1. Killar to Pangi Road, via Kishtwar, India

This gut-wrenching highway only applies to individuals who regularly drive in the hills and have steel nerves.
Killer to Pangi road is considered as the most dangerous road in the world.
This rocky, fragile mountain pass is about 70 miles long, open only during the summer months.
Especially deadliest is a six-mile stretch of road; rocky overhangs look like they might collapse on at any moment.
Local villagers built this road hundreds of years ago and haven’t been fixed over the decades.

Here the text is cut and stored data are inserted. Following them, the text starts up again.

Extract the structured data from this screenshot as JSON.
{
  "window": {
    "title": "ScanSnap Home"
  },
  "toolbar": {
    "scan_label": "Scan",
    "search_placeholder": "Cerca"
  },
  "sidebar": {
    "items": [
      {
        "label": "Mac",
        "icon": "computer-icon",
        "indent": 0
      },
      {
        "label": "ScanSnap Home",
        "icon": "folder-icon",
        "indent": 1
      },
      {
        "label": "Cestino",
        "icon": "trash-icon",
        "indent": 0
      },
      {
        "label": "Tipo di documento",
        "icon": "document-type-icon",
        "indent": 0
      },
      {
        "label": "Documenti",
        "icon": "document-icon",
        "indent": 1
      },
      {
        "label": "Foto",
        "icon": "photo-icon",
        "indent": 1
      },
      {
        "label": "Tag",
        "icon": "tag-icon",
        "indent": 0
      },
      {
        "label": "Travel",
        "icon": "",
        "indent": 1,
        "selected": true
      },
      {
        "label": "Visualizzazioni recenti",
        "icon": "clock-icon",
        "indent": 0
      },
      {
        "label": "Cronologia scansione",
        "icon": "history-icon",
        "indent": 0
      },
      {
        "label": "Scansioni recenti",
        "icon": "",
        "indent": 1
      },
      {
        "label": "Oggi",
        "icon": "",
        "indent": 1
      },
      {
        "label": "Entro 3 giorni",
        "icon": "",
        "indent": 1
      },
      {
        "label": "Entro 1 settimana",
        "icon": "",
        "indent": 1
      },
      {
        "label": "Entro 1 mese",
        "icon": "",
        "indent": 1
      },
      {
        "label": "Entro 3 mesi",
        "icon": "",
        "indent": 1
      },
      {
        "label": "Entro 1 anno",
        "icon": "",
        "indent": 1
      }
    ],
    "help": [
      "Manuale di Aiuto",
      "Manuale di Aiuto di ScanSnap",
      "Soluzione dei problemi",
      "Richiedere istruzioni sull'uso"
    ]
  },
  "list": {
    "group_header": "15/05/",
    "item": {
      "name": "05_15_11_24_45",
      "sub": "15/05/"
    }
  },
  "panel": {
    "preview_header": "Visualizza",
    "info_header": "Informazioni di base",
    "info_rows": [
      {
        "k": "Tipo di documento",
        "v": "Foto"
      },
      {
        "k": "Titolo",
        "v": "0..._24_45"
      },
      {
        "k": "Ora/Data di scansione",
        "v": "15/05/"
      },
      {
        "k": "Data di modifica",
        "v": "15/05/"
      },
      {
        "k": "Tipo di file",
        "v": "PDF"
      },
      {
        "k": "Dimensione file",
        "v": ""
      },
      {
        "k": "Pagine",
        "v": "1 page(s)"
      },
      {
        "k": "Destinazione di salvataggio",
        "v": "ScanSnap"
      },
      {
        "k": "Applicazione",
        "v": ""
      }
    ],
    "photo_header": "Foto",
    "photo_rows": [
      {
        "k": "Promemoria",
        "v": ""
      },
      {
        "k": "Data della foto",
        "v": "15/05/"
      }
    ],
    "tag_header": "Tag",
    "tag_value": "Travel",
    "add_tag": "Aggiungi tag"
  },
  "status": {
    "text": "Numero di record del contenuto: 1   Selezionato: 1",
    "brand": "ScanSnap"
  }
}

This dirt-and-gravel highway is unstable in some spots, only wide enough for one jeep at a time and that too without guardrails.
A wrong driver’s move might send a car down a vertical 2,000-foot 90-degree cliff.
This mountain trail is so frightening that it is too difficult to see pictures or videos of people riding over it, the anxiety is like watching a slasher horror movie.

This list was for the deadliest roads according to its historical records and construction.